Hey Brandon. I really enjoyed reading this post because personally, it is something I can easily relate to. I too, have been in a long distance relationship with my boyfriend that has been forced to rely on various forms of mediated communication, but our relationship also stared with FtF interactions and was then forced to move to mediated interactions. This has proven a detriment to our relationship as well. I think Wallace's and McKenna's relationship factors are well supported and easy to apply to many CMC relationships, and the other article regarding CMC relationships that anticipate future FtF interactions is interesting too, but it does beg the question of how these factors apply to relationships that move from FtF to CMC, not by choice but by necessity. I think when you start a relationship online with anticipated future FtF interactions, these factors definitely make sense as we are forced to self-disclose to people that know nothing about us, and there is definitely an element of excitement that goes along with this process of discovering someone while at the same time being discovered by them. However, if you already have a solid FtF relationship with someone, there is so much less of a necessity to self-disclose to them via mediated communication, as you already know so much about each other, and then you're stuck with listening to bland stories about pencils. Lame and frustrating, indeed. Does going in the opposite direction (FtF to CMC) reverse the rules and make familiarity breed contempt? It sort of seems that way, because the more mediated messages you get and the more you are forced to use various forms of mediated communication, the more frustrating it gets because it just makes you aware of what you once had, and what you don't have any more. Well Brandon, I wish I had the answers, but I definitely feel your pain.
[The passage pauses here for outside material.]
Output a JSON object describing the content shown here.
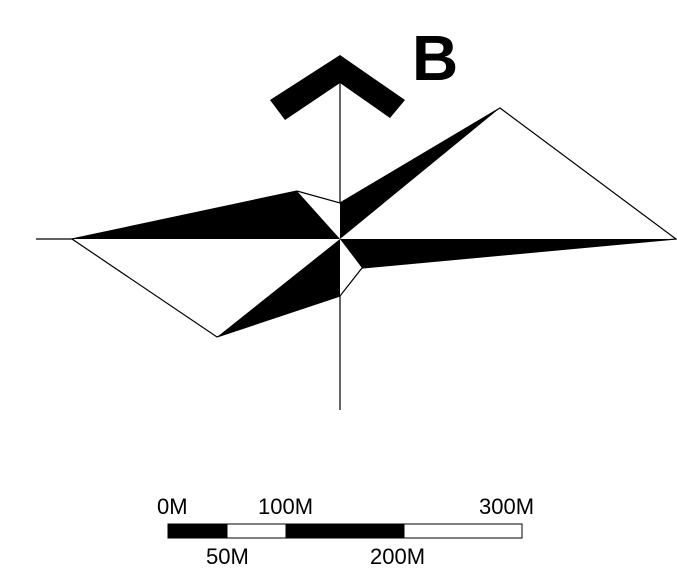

Hang in there, pal.

Nick Fajt said...

I found you're post really interesting, and (in keeping with Wallace's writing) the amount of self-disclosure in your blog made me want to discuss past personal experiences as well. Over the past few years I've spent a lot of time in long distance relationship and I can relate with many of the frustrations that you mentioned. These relationships are never easy and there are sure to be a number of road bumps. It's difficult having your cell phone turn into a dedicated twitter feed- being constantly updated on your significant other's every movement. For some people it's just a bit too much.

In discussing this with some of my friends, it seems common for one member of the relationship to show the signs of "inhibition" that you mentioned. To compensate for this the other person tends to talk more (specifically about about themselves) in an effort to fill the communicative void. But this just ends up compounding the problem more. Unfortunately, I don't know of any full proof advice.

I hope things work out for you. Hang in there.

Anonymous said...

I’m sorry that your relationship isn’t working out as well as you would have hoped, Brandon. It seems like your girlfriend is trying to make it feel like you two aren’t hundreds of miles apart by updating you on the minute details of her life. In the process, she seems to have bothered you both with things that you consider trivial and things you consider too intimate to relate via text message. I think it’s interesting, and you brought this issue up as well, that you don’t seem to like making self-disclosures through mediated forms of communication, but you did make intimate self-disclosures to your COMM 245 class. Joinson would probably point to your perceived visual anonymity, increased private self-awareness and decreased public self-awareness to explain this dichotomy. To a certain extent, being in such a large class gives one the illusion of being anonymous, even though it is entirely possible that you will meet other green bloggers in person one day.

I hope your relationship problems get resolved soon.